Durable transgene expression and efficient re-administration after rAAV2.5T-mediated fCFTRΔR gene delivery to adult ferret lungs

The dosing interval for effective rAAV-mediated gene therapy of cystic fibrosis lung disease remains unknown. Here we assessed the durability of rAAV2.5T-fCFTRΔR-mediated transgene expression and neutralizing antibody (NAb) responses in lungs of adult wild-type ferrets. Within the first 3-months following rAAV2.5T-fCFTRΔR delivery to the lung, CFTRΔR transgene expression declined ∼5.6-fold and then remained stable to 5-months at ∼26% the level of endogenous CFTR. rAAV NAbs in the plasma and bronchioalveolar lavage fluid (BALF) peaked at 21-days, coinciding with peak ELISpot T-cell responses to AAV capsid peptides, after which both responses declined and remained stable at 4- to 5-months post-dosing.
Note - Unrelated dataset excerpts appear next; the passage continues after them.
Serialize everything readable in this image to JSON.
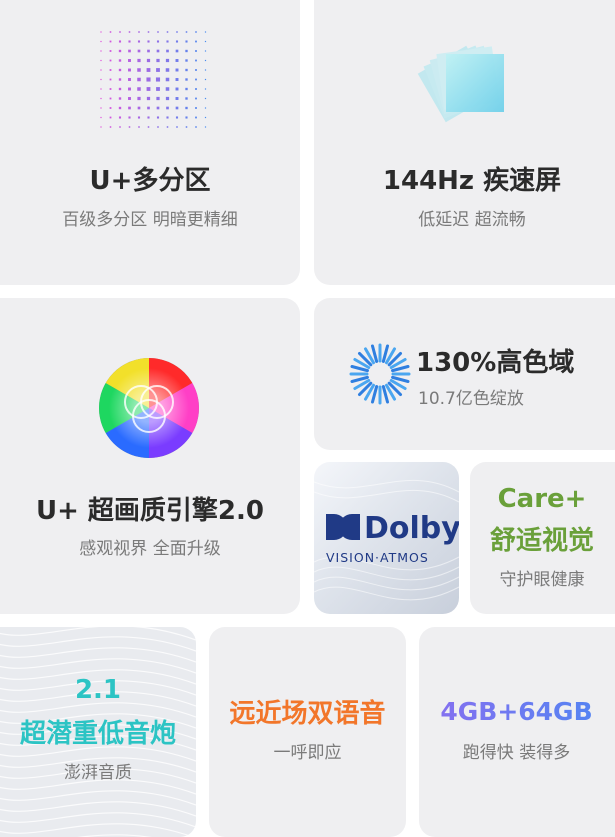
{
  "cards": {
    "zones": {
      "title": "U+多分区",
      "subtitle": "百级多分区  明暗更精细"
    },
    "refresh": {
      "title": "144Hz 疾速屏",
      "subtitle": "低延迟 超流畅"
    },
    "engine": {
      "title": "U+ 超画质引擎2.0",
      "subtitle": "感观视界 全面升级"
    },
    "gamut": {
      "title": "130%高色域",
      "subtitle": "10.7亿色绽放"
    },
    "dolby": {
      "brand": "Dolby",
      "subtitle": "VISION·ATMOS"
    },
    "care": {
      "title_line1": "Care+",
      "title_line2": "舒适视觉",
      "subtitle": "守护眼健康"
    },
    "bass": {
      "title_line1": "2.1",
      "title_line2": "超潜重低音炮",
      "subtitle": "澎湃音质"
    },
    "voice": {
      "title": "远近场双语音",
      "subtitle": "一呼即应"
    },
    "storage": {
      "title": "4GB+64GB",
      "subtitle": "跑得快 装得多"
    }
  },
  "colors": {
    "card_bg": "#efeff1",
    "care_green": "#6aa03a",
    "bass_cyan": "#2cc4c4",
    "voice_orange": "#f2762a",
    "storage_purple": "#8a6ef0",
    "storage_blue": "#4f86f2",
    "gamut_blue": "#2f7fe0",
    "dolby_navy": "#203a86"
  },
  "icons": [
    "dot-matrix-icon",
    "stacked-panels-icon",
    "rgb-color-wheel-icon",
    "radial-burst-icon",
    "dolby-logo-icon"
  ]
}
Administration of reporter vector rAAV2.5T-gLuc (gaussia luciferase) at 5-months following rAAV2.5T-fCFTRΔR dosing gave rise to similar levels of gLuc expression in the BALF as observed in age-matched reporter-only controls, demonstrating residual BALF NAb were functionally insignificant. Notably, the second vector administration led to a 2.6-fold greater ELISpot T-cell response and an ∼2.3-fold decline in fCFTRΔR mRNA and vector genomes derived from the initial rAAV2.5T-fCFTRΔR administration, suggesting selective destruction of transduced cells from the first vector dose. These findings provide insights into humoral and cellular immune response to rAAV that may be useful for optimizing gene therapy to the CF lung.